Salah satu wali murid M. Johir, mengungkapkan rasa kecewa yang mendalam atas pernyataan Suwarno,
“saya sangat kecewa dengan ketua komite Suwarno, yang tadinya menjerit tidak dilibatkan tapi sekarang berbalik membela kepala sekolah,” ujarnya geram.

Kekecewaan Johir makin menjadi, tatkala ia menanyakan gambar kegiatan fisik rehab tersebut kepada suwarno, bukan jawaban malah argumentasi kosong yang diperoleh.

“Nanti saya pelajari dulu karena gambar itu belum semua,” kilah Suwarno singkat.

Tak pelak, hal itu membuat Johir beranggapan ada sesuatu yang ganjil antara kepala sekolah dan ketua komite, “karena saya selaku wali murid tidak bisa mendapatkan informasi, seolah ada yang ditutup-tutupi Ros selaku kepala sekolah dan Suwarno selaku ketua komite.”
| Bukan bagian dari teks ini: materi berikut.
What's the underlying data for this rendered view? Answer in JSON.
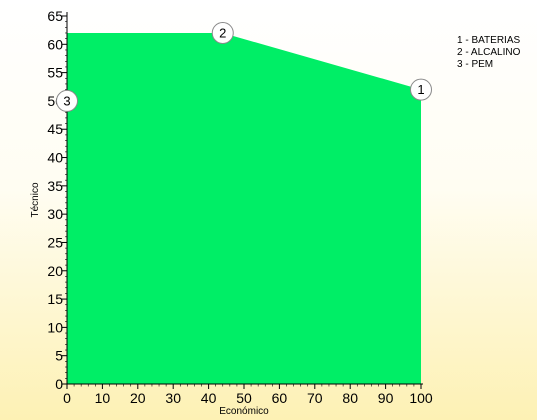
{
  "chart_data": {
    "type": "area",
    "xlabel": "Económico",
    "ylabel": "Técnico",
    "xlim": [
      0,
      100
    ],
    "ylim": [
      0,
      65
    ],
    "x_ticks": [
      "0",
      "10",
      "20",
      "30",
      "40",
      "50",
      "60",
      "70",
      "80",
      "90",
      "100"
    ],
    "y_ticks": [
      "0",
      "5",
      "10",
      "15",
      "20",
      "25",
      "30",
      "35",
      "40",
      "45",
      "50",
      "55",
      "60",
      "65"
    ],
    "grid": false,
    "legend_position": "top-right",
    "legend": [
      "1 - BATERIAS",
      "2 - ALCALINO",
      "3 - PEM"
    ],
    "fill_color": "#00ee66",
    "series": [
      {
        "x": [
          0,
          44,
          100
        ],
        "y": [
          62,
          62,
          52
        ]
      }
    ],
    "points": [
      {
        "label": "1",
        "x": 100,
        "y": 52
      },
      {
        "label": "2",
        "x": 44,
        "y": 62
      },
      {
        "label": "3",
        "x": 0,
        "y": 50
      }
    ]
  }
}
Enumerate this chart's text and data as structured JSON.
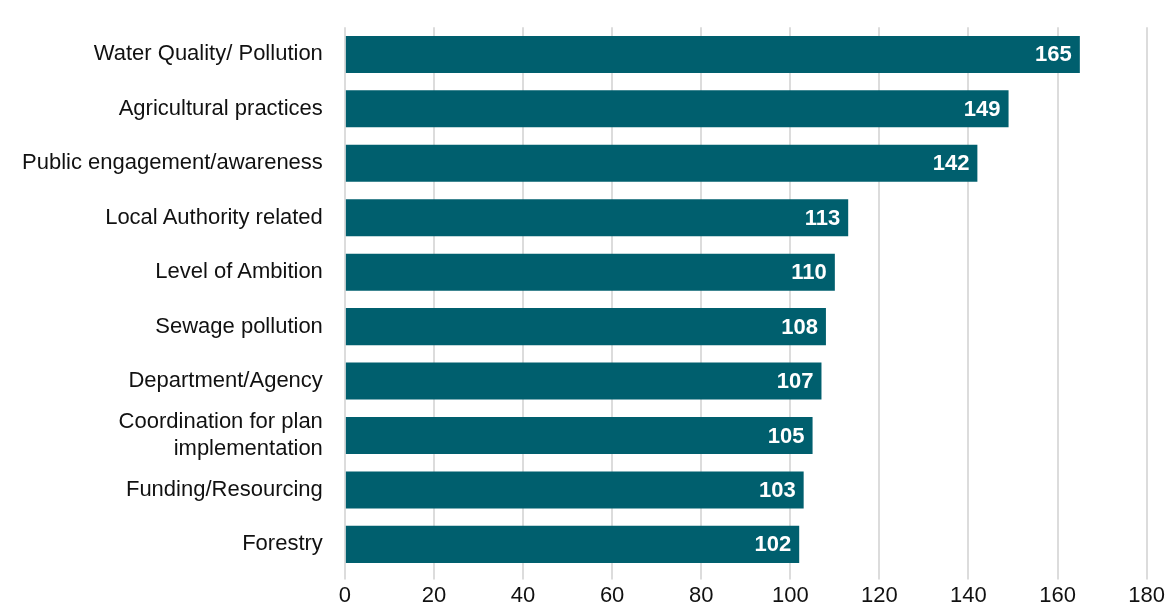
{
  "chart_data": {
    "type": "bar",
    "orientation": "horizontal",
    "categories": [
      "Water Quality/ Pollution",
      "Agricultural practices",
      "Public engagement/awareness",
      "Local Authority related",
      "Level of Ambition",
      "Sewage pollution",
      "Department/Agency",
      "Coordination for plan implementation",
      "Funding/Resourcing",
      "Forestry"
    ],
    "values": [
      165,
      149,
      142,
      113,
      110,
      108,
      107,
      105,
      103,
      102
    ],
    "color": "#005f6e",
    "xlim": [
      0,
      180
    ],
    "xticks": [
      0,
      20,
      40,
      60,
      80,
      100,
      120,
      140,
      160,
      180
    ],
    "grid": "x",
    "data_labels": true
  }
}
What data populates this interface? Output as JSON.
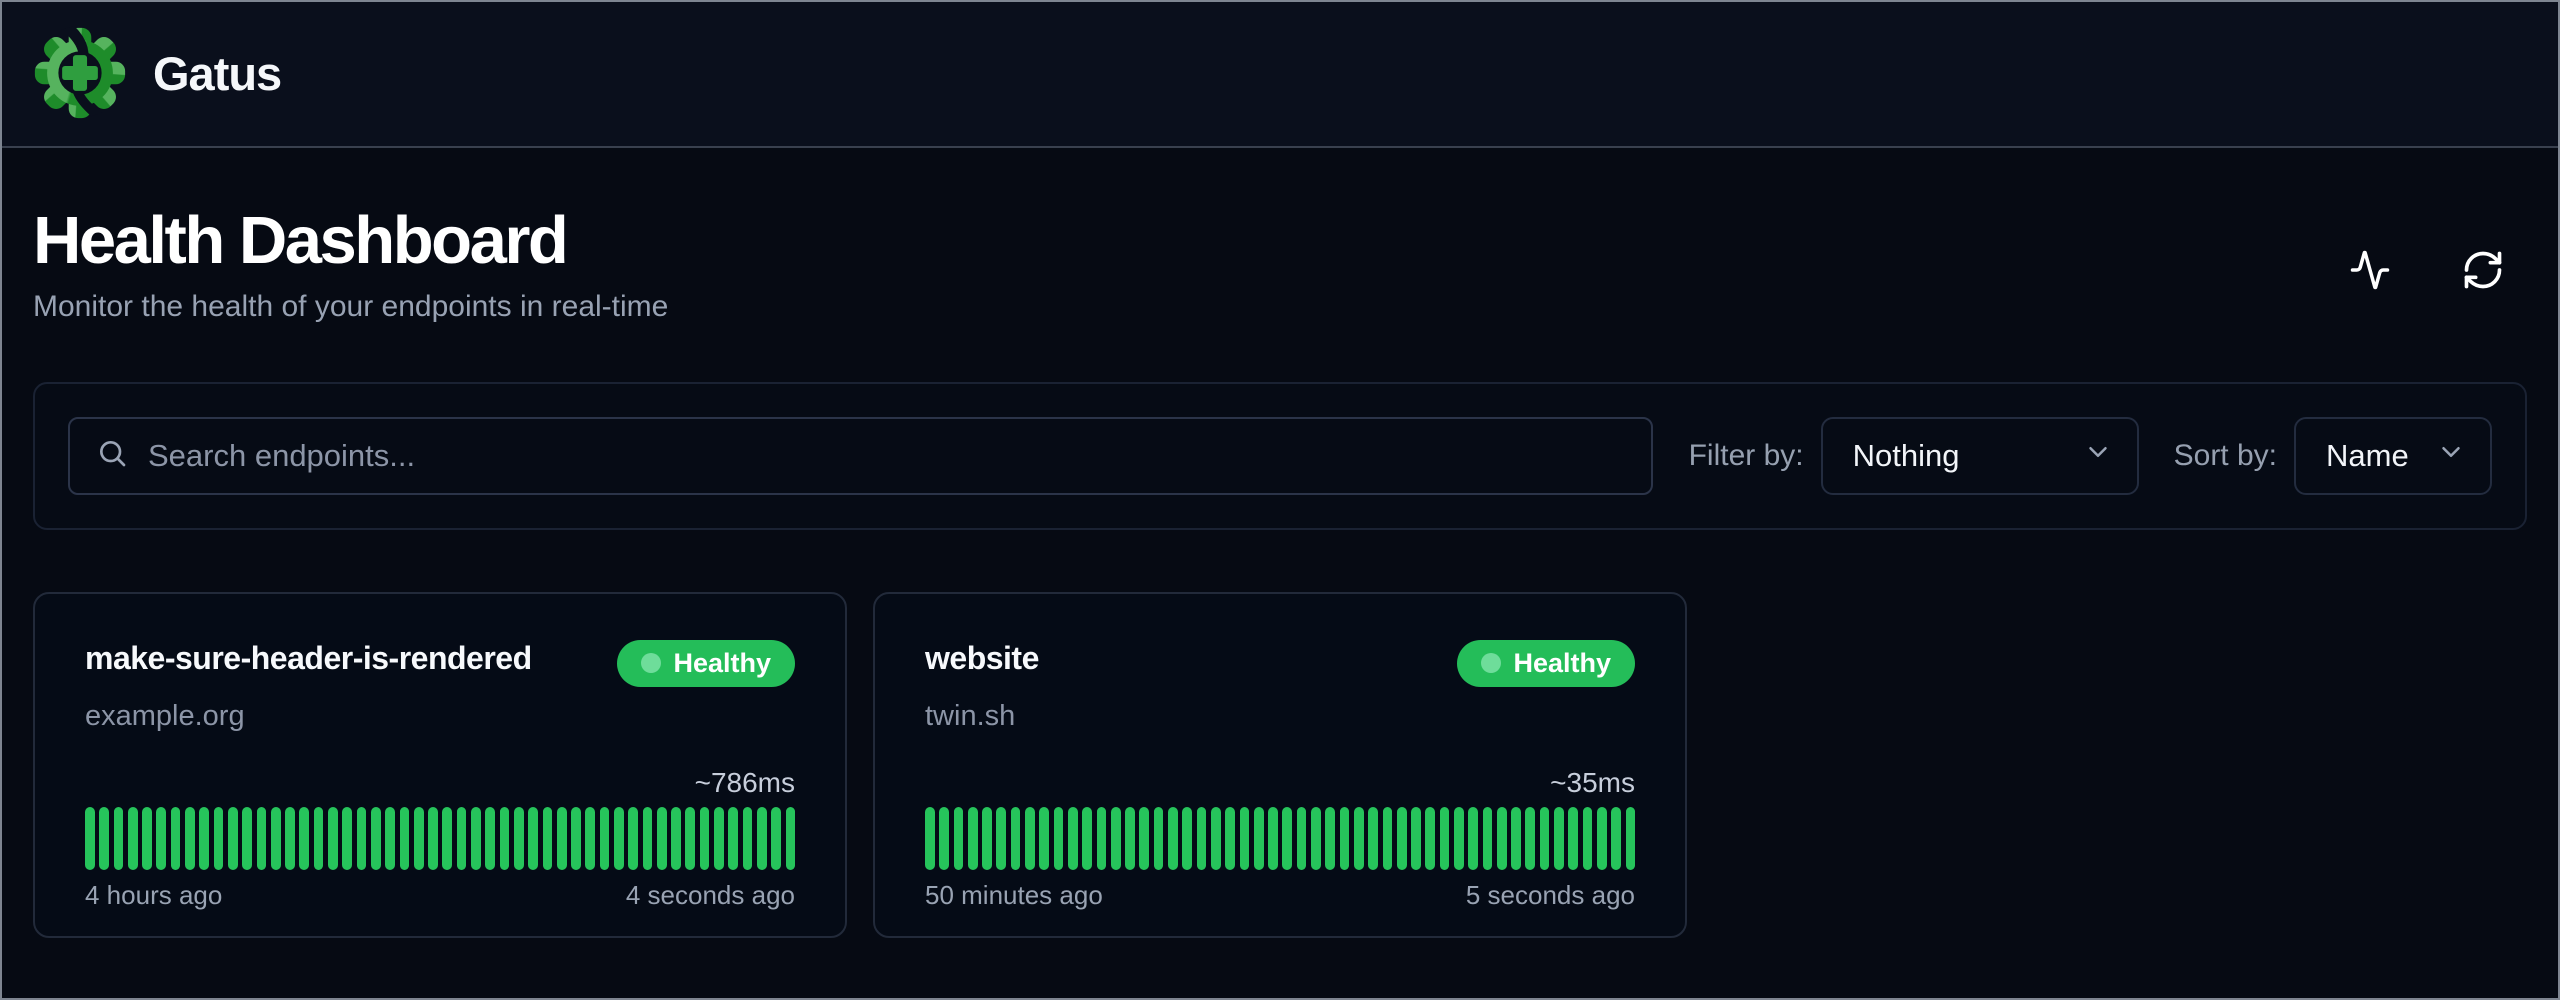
{
  "app": {
    "name": "Gatus"
  },
  "page": {
    "title": "Health Dashboard",
    "subtitle": "Monitor the health of your endpoints in real-time"
  },
  "header_actions": {
    "activity_icon": "activity-pulse-icon",
    "refresh_icon": "refresh-icon"
  },
  "toolbar": {
    "search_placeholder": "Search endpoints...",
    "search_value": "",
    "search_icon": "search-icon",
    "filter_label": "Filter by:",
    "filter_value": "Nothing",
    "sort_label": "Sort by:",
    "sort_value": "Name",
    "chevron_icon": "chevron-down-icon"
  },
  "endpoints": [
    {
      "name": "make-sure-header-is-rendered",
      "host": "example.org",
      "status": "Healthy",
      "response_time": "~786ms",
      "oldest": "4 hours ago",
      "newest": "4 seconds ago",
      "bars": {
        "count": 50,
        "status": "up"
      }
    },
    {
      "name": "website",
      "host": "twin.sh",
      "status": "Healthy",
      "response_time": "~35ms",
      "oldest": "50 minutes ago",
      "newest": "5 seconds ago",
      "bars": {
        "count": 50,
        "status": "up"
      }
    }
  ],
  "colors": {
    "page_bg": "#060a13",
    "header_bg": "#0a0f1c",
    "bar_green": "#26c45b",
    "badge_green": "#24bd59",
    "badge_dot_green": "#6edd9a",
    "muted_text": "#98a2b3",
    "logo_light_green": "#56b35e",
    "logo_dark_green": "#1e8c2a"
  }
}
Sangkaan semakin santer, tatkala nomor whatsapp Johir di blok oleh kepala sekolah. “Mungkin sangking saya kritisnya kepada kepala sekolah sehingga nomor WA saya pun di blokir oleh kepala sekolah tersebut.”
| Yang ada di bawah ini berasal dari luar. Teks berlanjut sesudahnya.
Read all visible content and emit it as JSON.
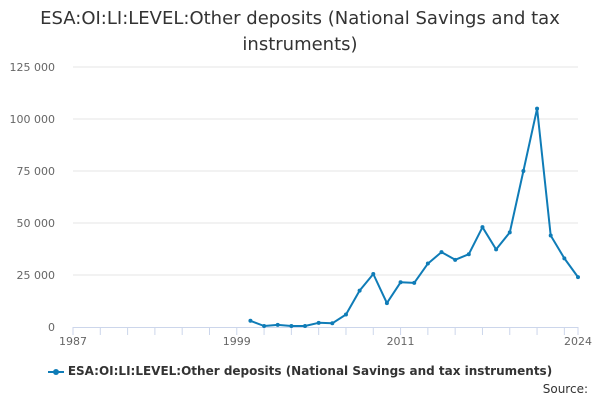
{
  "chart_data": {
    "type": "line",
    "title": "ESA:OI:LI:LEVEL:Other deposits (National Savings and tax instruments)",
    "xlabel": "",
    "ylabel": "",
    "x_ticks": [
      "1987",
      "1999",
      "2011",
      "2024"
    ],
    "y_ticks": [
      "0",
      "25 000",
      "50 000",
      "75 000",
      "100 000",
      "125 000"
    ],
    "xlim": [
      1987,
      2024
    ],
    "ylim": [
      0,
      125000
    ],
    "grid": true,
    "legend_position": "bottom",
    "series": [
      {
        "name": "ESA:OI:LI:LEVEL:Other deposits (National Savings and tax instruments)",
        "color": "#0f7cb7",
        "x": [
          2000,
          2001,
          2002,
          2003,
          2004,
          2005,
          2006,
          2007,
          2008,
          2009,
          2010,
          2011,
          2012,
          2013,
          2014,
          2015,
          2016,
          2017,
          2018,
          2019,
          2020,
          2021,
          2022,
          2023,
          2024
        ],
        "y": [
          3000,
          500,
          1000,
          500,
          500,
          2000,
          1800,
          6000,
          17500,
          25500,
          11500,
          21500,
          21200,
          30500,
          36000,
          32300,
          35000,
          48000,
          37300,
          45500,
          75000,
          105000,
          44000,
          33000,
          24000
        ]
      }
    ]
  },
  "source_label": "Source:"
}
Johir pun mengungkapkan alasannya mengapa ia begitu kritis terhadap alokasi dana rehab tersebut, selain alokasi dana rehab tersebut sangat lah besar dan perlu diawasi, warga Desa Kota Jawa sangat peduli dan rasa memiliki akan sekolah tersebut.

Lebih mengejutkan lagi, tatkala Johir melihat langsung ke lokasi rehab gedung sekolah, kualitas pekerjaan proyek rehab tersebut terbilang buruk dan jauh dari standar kelayakan.

“Jangan sampai dana rehab gedung sekolah tersebut menjadi ajang KKN berjamaah oleh oknum tertentu, saya mewakili seluruh wali murid dan warga Desa Kota Jawa jelas tidak terima,” pungkas Johir berapi-api. (ryn/red)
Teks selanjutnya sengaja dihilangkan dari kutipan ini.